The author used quantitative data from sources such as Verispan and IMS—including information on prescriptions written, therapeutic drug regimens, and different marketing activities—to create mathematical equations that determined the marketing category from which pharma companies receive the most value.
The results show the need for heavier professional marketing earlier in a drug's lifecycle. For example, in one study focused on marketing tactics used for three antihistamine drugs (Allegra, Claritin, and Zyrtec), Narayanan concluded that Allegra and Claritin could have increased revenues by four to 14 percent if they followed the same detailing pattern as Pfizer's Zyrtec, which involved heavier detailing at launch.Pharm Exec talked to Narayanan to learn more about his research.
PHARM EXEC: Why did you choose pharmaceutical marketing as the focus of your studies?
NARAYANAN: I was struck by the absence of formal research reflecting the industry as it currently exists. Pharma has gone through some dramatic changes in the last 15 to 20 years, which haven't really been focused on research—for instance, all the direct-to-consumer changes that took place in the 1990s. The drug industry also has expanded tremendously in the last few years, and detailing has increased significantly.
Did you find any unexpected results in your research?
I didn't go in with very many expectations, simply because there's been a paucity of prior research, particularly in physician marketing. However, I discovered consistently that detailing had a much higher return-on-investment than direct-to-consumer advertising.
Pharma can receive up to twice as much revenue from detailing than from DTC. For every dollar spent detailing, firms should expect about $10 back in revenues. Direct-to-consumer advertising, on the other hand, is more in the range of a $5 or $6 return.
What is also interesting is that firms can benefit from putting dollars into detailing earlier in a drug's lifecycle. The first few months are very important to build up market share for a drug. And yet, if you look at actual allocations made by pharma, it's not clear that everybody's internalizing this fact. There are some firms that actually ramp up detailing well into the lifecycle of the drug.
I also found that physicians differ significantly in terms of how quickly they learn about new drugs. Physicians who are fast learners tend to be less affected by detailing later in a drug's lifecycle, but [they can be hugely influenced] early on. The opposite is true for slow learners.
In the antihistamines study, why was one marketing method better than the others?
We found that there were significant benefits to frontloading detailing in the early periods after launch. One benefit is that detailing influences physicians through the process of learning about that drug. They learn about that drug, they learn about its characteristics, how it treats the condition, and all the side effects. That strategy might make a physician prescribe a drug to his or her patients.

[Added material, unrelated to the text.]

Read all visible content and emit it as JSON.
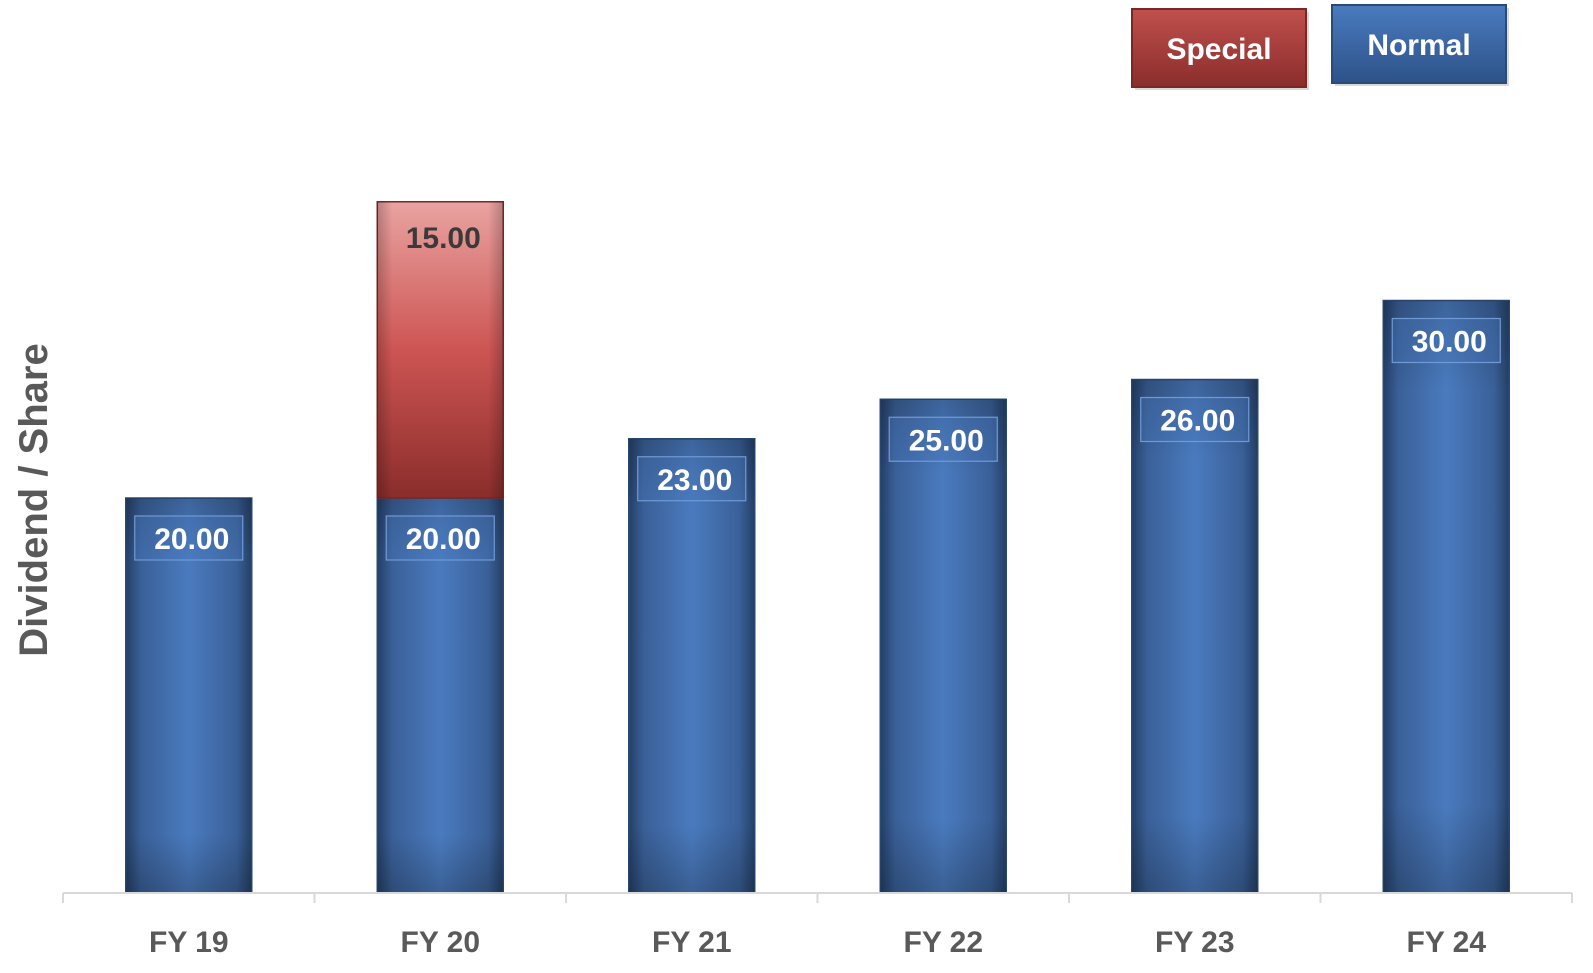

If you look at the detailing patterns, Pfizer's had a huge amount of detailing [during] the first 20 months after the launch of [Zyrtec]. And then they reduced it over time, whereas the other firms had different patterns. We found that Pfizer's strategy made the most sense.
Did it translate to more sales?
It translated to more revenues and presumably more profits early on. If patients are prescribed a drug, and if it works for them, they often don't want to switch. So getting your foot in the door early is very important, and I think that Pfizer's strategy worked.